The FTC alleged in a complaint filed with the order that Southwest Health Alliances, Inc. and BSA Provider Network, a division of Baptist St. Anthony’s Health System, has violated federal law since 2000 by fixing the prices its member doctors would charge insurers. This led to higher prices for consumers and businesses.
The FTC order settling the charges prohibits Southwest Health from similar conduct in the future. The association also is settling similar charges brought by the Texas Attorney General’s office.
Southwest Health is an independent practice association consisting of multiple, independent medical practices with approximately 900 physician members – 300 of whom provide primary care services – in the Amarillo area.
According to the FTC’s complaint, since at least 2000, the network has restrained competition by entering into and implementing agreements to fix the prices and terms at which it would contract with health plans, and has collectively negotiated the terms and conditions under which it would deal with health plans. The FTC contends that the agreements eliminated competition and harmed consumers by increasing prices for physician services.
Collective price negotiation and agreements between IPAs and health care providers may be justified under some circumstances. For example, if an IPA clinically or financially integrates its members’ practices, this may create efficiencies that justify joint price negotiations. However, because Southwest Health’s doctors undertook no such integration, the agreements produced no beneficial efficiencies for consumers.
In 2007 the Antitrust Division of the Attorney General’s office launched a civil investigation into the BSA Provider Network, according to previous Amarillo Globe-News reports. At question was whether BSA’s business practices had reduced competition among area doctors. The Antitrust Division sent letters to at least two Amarillo doctors in November 2007 asking for documents related to their settlement of a civil lawsuit with BSA. Amarillo orthopedic surgeons Bill Barnhill and Robert Higgins sued BSA and its provider network in December 2004 for removing them from its insurance program. The surgeons were two of 17 partners in a physician-owned competitor, Physicians Surgical Hospital at Quail Creek.
The civil suit, filed in Potter County’s 181st District Court, was dissolved in May 2007 when BSA merged with the surgery center. BSA owns 51 percent of the renamed BSA Panhandle Surgical Hospital at 7100 W. Ninth Ave.

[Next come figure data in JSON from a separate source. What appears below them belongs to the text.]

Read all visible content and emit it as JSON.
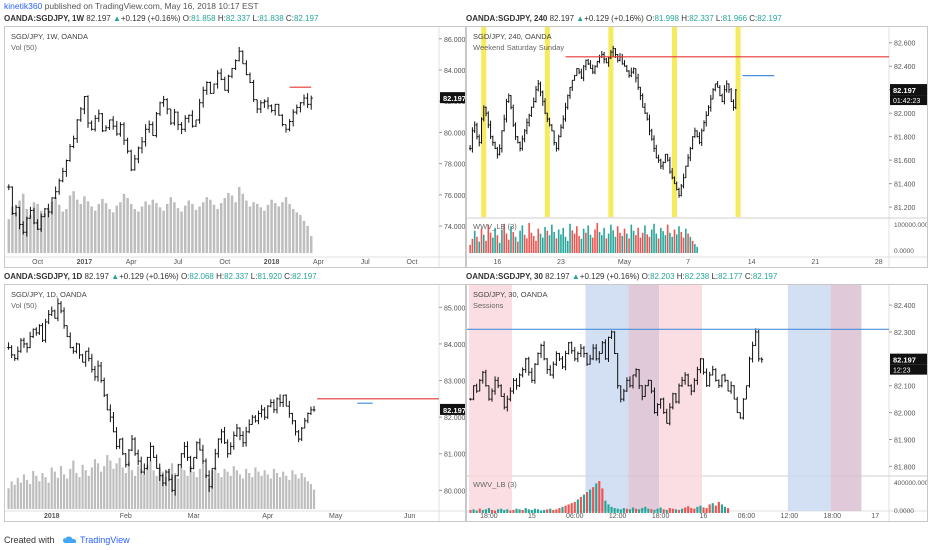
{
  "topbar": {
    "user": "kinetik360",
    "text": " published on TradingView.com, May 16, 2018 10:17 EST"
  },
  "footer": {
    "created": "Created with",
    "brand": "TradingView"
  },
  "colors": {
    "up": "#26a69a",
    "down": "#ef5350",
    "bar": "#111111",
    "vol": "#bdbdbd",
    "red_line": "#e53935",
    "blue_line": "#4a90d9",
    "yellow": "#f5e642",
    "blue_session": "#c8d7f0",
    "pink_session": "#f9d6dc",
    "purple_session": "#d8bdd1"
  },
  "chart_data": [
    {
      "type": "ohlc",
      "id": "weekly",
      "symbol": "OANDA:SGDJPY, 1W",
      "legend_title": "SGD/JPY, 1W, OANDA",
      "indicator": "Vol (50)",
      "header": {
        "sym": "OANDA:SGDJPY, 1W",
        "last": "82.197",
        "chg": "+0.129 (+0.16%)",
        "o": "81.858",
        "h": "82.337",
        "l": "81.838",
        "c": "82.197"
      },
      "ylim": [
        72.4,
        86.5
      ],
      "y_ticks": [
        "86.000",
        "84.000",
        "82.000",
        "80.000",
        "78.000",
        "76.000",
        "74.000"
      ],
      "y_tick_values": [
        86,
        84,
        82,
        80,
        78,
        76,
        74
      ],
      "x_ticks": [
        "Oct",
        "2017",
        "Apr",
        "Jul",
        "Oct",
        "2018",
        "Apr",
        "Jul",
        "Oct"
      ],
      "x_tick_index": [
        8,
        21,
        34,
        47,
        60,
        73,
        86,
        99,
        112
      ],
      "bar_count": 120,
      "price_label": "82.197",
      "closes": [
        76.5,
        74.8,
        75.2,
        74.1,
        73.6,
        74.5,
        75.0,
        74.2,
        73.8,
        74.6,
        75.1,
        74.9,
        75.8,
        76.2,
        76.9,
        77.5,
        78.2,
        79.1,
        79.6,
        80.8,
        81.5,
        82.3,
        80.6,
        80.2,
        80.9,
        81.2,
        80.1,
        80.3,
        80.8,
        80.4,
        79.9,
        80.5,
        79.5,
        78.8,
        77.6,
        78.3,
        79.0,
        79.4,
        80.2,
        80.5,
        79.8,
        81.2,
        81.9,
        82.1,
        81.5,
        80.6,
        81.3,
        80.5,
        80.2,
        80.9,
        81.1,
        80.4,
        80.8,
        81.9,
        82.7,
        83.2,
        82.5,
        83.1,
        83.8,
        83.4,
        82.7,
        83.6,
        84.1,
        84.6,
        85.2,
        84.4,
        83.7,
        83.2,
        82.1,
        81.5,
        81.9,
        82.0,
        81.7,
        81.4,
        81.8,
        81.1,
        80.5,
        80.2,
        80.7,
        81.3,
        81.6,
        81.9,
        82.2,
        81.8,
        82.197
      ],
      "volumes": [
        40,
        55,
        48,
        62,
        70,
        52,
        45,
        60,
        58,
        50,
        47,
        53,
        61,
        66,
        57,
        49,
        52,
        68,
        73,
        63,
        58,
        67,
        61,
        55,
        50,
        58,
        64,
        59,
        52,
        48,
        56,
        60,
        70,
        65,
        58,
        52,
        49,
        55,
        61,
        57,
        63,
        59,
        54,
        50,
        58,
        66,
        60,
        53,
        49,
        56,
        62,
        58,
        51,
        55,
        60,
        66,
        63,
        57,
        52,
        59,
        65,
        71,
        68,
        60,
        78,
        70,
        62,
        55,
        60,
        58,
        54,
        50,
        57,
        63,
        59,
        55,
        60,
        66,
        58,
        52,
        48,
        45,
        38,
        32,
        20
      ]
    },
    {
      "type": "ohlc",
      "id": "h4",
      "symbol": "OANDA:SGDJPY, 240",
      "legend_title": "SGD/JPY, 240, OANDA",
      "indicator": "Weekend Saturday Sunday",
      "sub_indicator": "WWV_LB (3)",
      "header": {
        "sym": "OANDA:SGDJPY, 240",
        "last": "82.197",
        "chg": "+0.129 (+0.16%)",
        "o": "81.998",
        "h": "82.337",
        "l": "81.966",
        "c": "82.197"
      },
      "ylim": [
        81.15,
        82.7
      ],
      "y_ticks": [
        "82.600",
        "82.400",
        "82.200",
        "82.000",
        "81.800",
        "81.600",
        "81.400",
        "81.200"
      ],
      "y_tick_values": [
        82.6,
        82.4,
        82.2,
        82.0,
        81.8,
        81.6,
        81.4,
        81.2
      ],
      "sub_ticks": [
        "100000.0000",
        "0.0000"
      ],
      "x_ticks": [
        "16",
        "23",
        "May",
        "7",
        "14",
        "21",
        "28"
      ],
      "x_tick_index": [
        12,
        40,
        68,
        96,
        124,
        152,
        180
      ],
      "bar_count": 185,
      "price_label": "82.197",
      "time_label": "01:42:23",
      "weekend_at": [
        6,
        34,
        62,
        90,
        118
      ],
      "red_line": {
        "value": 82.48,
        "from": 42
      },
      "blue_line": {
        "value": 82.32,
        "from": 120,
        "to": 134
      },
      "closes": [
        81.7,
        81.85,
        81.9,
        81.8,
        81.75,
        81.95,
        82.05,
        82.0,
        81.9,
        81.8,
        81.75,
        81.7,
        81.65,
        81.7,
        81.85,
        81.95,
        82.1,
        82.15,
        82.05,
        81.9,
        81.8,
        81.75,
        81.7,
        81.78,
        81.85,
        81.92,
        81.98,
        82.05,
        82.1,
        82.2,
        82.25,
        82.18,
        82.1,
        82.0,
        81.95,
        81.9,
        81.85,
        81.75,
        81.7,
        81.8,
        81.88,
        81.95,
        82.05,
        82.15,
        82.22,
        82.28,
        82.32,
        82.38,
        82.35,
        82.3,
        82.4,
        82.45,
        82.42,
        82.38,
        82.35,
        82.4,
        82.44,
        82.48,
        82.5,
        82.46,
        82.43,
        82.47,
        82.52,
        82.55,
        82.5,
        82.45,
        82.48,
        82.42,
        82.4,
        82.36,
        82.32,
        82.35,
        82.38,
        82.3,
        82.22,
        82.15,
        82.05,
        82.0,
        81.95,
        81.85,
        81.78,
        81.7,
        81.62,
        81.6,
        81.55,
        81.58,
        81.65,
        81.6,
        81.5,
        81.45,
        81.4,
        81.35,
        81.3,
        81.38,
        81.45,
        81.55,
        81.62,
        81.7,
        81.8,
        81.85,
        81.8,
        81.75,
        81.85,
        81.92,
        81.98,
        82.05,
        82.12,
        82.2,
        82.25,
        82.22,
        82.15,
        82.1,
        82.2,
        82.25,
        82.2,
        82.1,
        82.05,
        82.197
      ],
      "sub_volumes": [
        20,
        35,
        55,
        40,
        28,
        60,
        45,
        30,
        70,
        50,
        38,
        62,
        44,
        25,
        58,
        72,
        48,
        33,
        66,
        52,
        40,
        28,
        55,
        68,
        45,
        36,
        74,
        50,
        42,
        30,
        60,
        48,
        38,
        64,
        55,
        44,
        70,
        52,
        36,
        58,
        46,
        62,
        40,
        30,
        72,
        56,
        48,
        66,
        42,
        35,
        60,
        50,
        68,
        45,
        38,
        58,
        74,
        52,
        44,
        62,
        36,
        48,
        70,
        56,
        40,
        66,
        50,
        42,
        60,
        48,
        36,
        70,
        55,
        44,
        62,
        38,
        50,
        68,
        46,
        40,
        58,
        72,
        48,
        36,
        62,
        54,
        44,
        70,
        50,
        40,
        58,
        46,
        66,
        52,
        38,
        60,
        48,
        40,
        30,
        22,
        15
      ]
    },
    {
      "type": "ohlc",
      "id": "daily",
      "symbol": "OANDA:SGDJPY, 1D",
      "legend_title": "SGD/JPY, 1D, OANDA",
      "indicator": "Vol (50)",
      "header": {
        "sym": "OANDA:SGDJPY, 1D",
        "last": "82.197",
        "chg": "+0.129 (+0.16%)",
        "o": "82.068",
        "h": "82.337",
        "l": "81.920",
        "c": "82.197"
      },
      "ylim": [
        79.6,
        85.5
      ],
      "y_ticks": [
        "85.000",
        "84.000",
        "83.000",
        "82.000",
        "81.000",
        "80.000"
      ],
      "y_tick_values": [
        85,
        84,
        83,
        82,
        81,
        80
      ],
      "x_ticks": [
        "2018",
        "Feb",
        "Mar",
        "Apr",
        "May",
        "Jun"
      ],
      "x_tick_index": [
        14,
        38,
        60,
        84,
        106,
        130
      ],
      "bar_count": 140,
      "price_label": "82.197",
      "red_line": {
        "value": 82.5,
        "from": 100
      },
      "blue_line": {
        "value": 82.38,
        "from": 113,
        "to": 118
      },
      "closes": [
        83.9,
        83.7,
        83.6,
        83.8,
        84.1,
        84.0,
        83.9,
        84.2,
        84.4,
        84.3,
        84.5,
        84.1,
        84.6,
        84.8,
        84.9,
        84.7,
        85.1,
        84.9,
        84.5,
        84.2,
        83.9,
        83.8,
        84.0,
        83.7,
        83.5,
        83.8,
        83.6,
        83.3,
        83.1,
        83.4,
        83.0,
        82.6,
        82.2,
        82.0,
        81.6,
        81.2,
        81.4,
        81.0,
        80.7,
        81.1,
        81.4,
        81.0,
        80.8,
        80.5,
        80.6,
        80.9,
        81.2,
        80.9,
        80.6,
        80.4,
        80.2,
        80.5,
        80.3,
        80.0,
        80.4,
        80.7,
        81.0,
        81.2,
        80.9,
        80.6,
        80.9,
        81.3,
        81.1,
        80.8,
        80.4,
        80.1,
        80.6,
        81.0,
        81.4,
        81.6,
        81.3,
        81.0,
        81.2,
        81.5,
        81.7,
        81.5,
        81.3,
        81.6,
        81.8,
        82.0,
        81.9,
        82.1,
        82.2,
        82.0,
        82.3,
        82.4,
        82.2,
        82.5,
        82.4,
        82.6,
        82.3,
        82.1,
        81.9,
        81.6,
        81.4,
        81.7,
        81.9,
        82.1,
        82.2,
        82.197
      ],
      "volumes": [
        30,
        40,
        35,
        45,
        38,
        50,
        42,
        36,
        55,
        48,
        40,
        52,
        46,
        38,
        60,
        54,
        45,
        62,
        50,
        44,
        58,
        70,
        52,
        46,
        64,
        56,
        48,
        60,
        72,
        66,
        54,
        62,
        78,
        70,
        58,
        66,
        74,
        60,
        52,
        68,
        56,
        48,
        62,
        58,
        50,
        64,
        70,
        56,
        48,
        60,
        54,
        46,
        58,
        66,
        52,
        44,
        60,
        56,
        48,
        62,
        54,
        46,
        58,
        64,
        50,
        44,
        56,
        60,
        52,
        46,
        58,
        54,
        48,
        62,
        56,
        50,
        44,
        58,
        52,
        46,
        60,
        54,
        48,
        56,
        50,
        44,
        58,
        52,
        46,
        54,
        48,
        42,
        56,
        50,
        44,
        52,
        46,
        40,
        36,
        28
      ]
    },
    {
      "type": "ohlc",
      "id": "m30",
      "symbol": "OANDA:SGDJPY, 30",
      "legend_title": "SGD/JPY, 30, OANDA",
      "indicator": "Sessions",
      "sub_indicator": "WWV_LB (3)",
      "header": {
        "sym": "OANDA:SGDJPY, 30",
        "last": "82.197",
        "chg": "+0.129 (+0.16%)",
        "o": "82.203",
        "h": "82.238",
        "l": "82.177",
        "c": "82.197"
      },
      "ylim": [
        81.79,
        82.46
      ],
      "y_ticks": [
        "82.400",
        "82.300",
        "82.100",
        "82.000",
        "81.900",
        "81.800"
      ],
      "y_tick_values": [
        82.4,
        82.3,
        82.1,
        82.0,
        81.9,
        81.8
      ],
      "sub_ticks": [
        "400000.0000",
        "0.0000"
      ],
      "x_ticks": [
        "18:00",
        "15",
        "06:00",
        "12:00",
        "18:00",
        "16",
        "06:00",
        "12:00",
        "18:00",
        "17"
      ],
      "x_tick_index": [
        6,
        20,
        34,
        48,
        62,
        76,
        90,
        104,
        118,
        132
      ],
      "bar_count": 137,
      "price_label": "82.197",
      "time_label": "12:23",
      "blue_line": {
        "value": 82.31
      },
      "sessions": [
        {
          "kind": "pink",
          "from": 0,
          "to": 14
        },
        {
          "kind": "blue",
          "from": 38,
          "to": 52
        },
        {
          "kind": "purple",
          "from": 52,
          "to": 62
        },
        {
          "kind": "pink",
          "from": 62,
          "to": 76
        },
        {
          "kind": "blue",
          "from": 104,
          "to": 118
        },
        {
          "kind": "purple",
          "from": 118,
          "to": 128
        }
      ],
      "closes": [
        82.05,
        82.1,
        82.08,
        82.12,
        82.15,
        82.1,
        82.05,
        82.08,
        82.12,
        82.1,
        82.06,
        82.02,
        82.05,
        82.08,
        82.12,
        82.1,
        82.14,
        82.16,
        82.2,
        82.15,
        82.12,
        82.18,
        82.22,
        82.25,
        82.2,
        82.16,
        82.14,
        82.18,
        82.22,
        82.2,
        82.17,
        82.22,
        82.26,
        82.23,
        82.2,
        82.22,
        82.24,
        82.22,
        82.18,
        82.2,
        82.24,
        82.2,
        82.22,
        82.26,
        82.2,
        82.28,
        82.3,
        82.22,
        82.1,
        82.05,
        82.08,
        82.12,
        82.1,
        82.14,
        82.16,
        82.1,
        82.06,
        82.1,
        82.12,
        82.08,
        82.0,
        82.03,
        82.05,
        82.0,
        81.96,
        82.02,
        82.07,
        82.04,
        82.1,
        82.12,
        82.14,
        82.1,
        82.08,
        82.12,
        82.16,
        82.2,
        82.15,
        82.1,
        82.14,
        82.16,
        82.12,
        82.1,
        82.14,
        82.12,
        82.08,
        82.1,
        82.05,
        82.0,
        81.98,
        82.05,
        82.1,
        82.2,
        82.25,
        82.3,
        82.2,
        82.197
      ],
      "sub_volumes": [
        5,
        6,
        4,
        7,
        5,
        6,
        8,
        5,
        4,
        6,
        7,
        5,
        6,
        4,
        5,
        7,
        6,
        5,
        8,
        6,
        5,
        7,
        6,
        4,
        5,
        6,
        7,
        5,
        6,
        8,
        10,
        12,
        14,
        16,
        18,
        22,
        26,
        30,
        34,
        38,
        42,
        48,
        52,
        40,
        20,
        14,
        10,
        8,
        7,
        6,
        8,
        7,
        6,
        9,
        7,
        6,
        8,
        10,
        7,
        6,
        5,
        7,
        9,
        6,
        5,
        8,
        7,
        6,
        5,
        7,
        9,
        11,
        8,
        7,
        10,
        12,
        9,
        8,
        14,
        16,
        12,
        18,
        14,
        10,
        8
      ]
    }
  ]
}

BSA Settles Charges – http://amarillo.com/news/local-news/2011-05-11/bsa-settles-charges
Editor’s Note: Molly Mulebriar reports that she attended a meeting in the Lower Rio Grande Valley several years ago wherein it was discussed among health care providers to negotiate increased PPO reimbursments in return for steerage to a local hospital. Mulebriar notes that this practice is not isolated to the Amarillo area.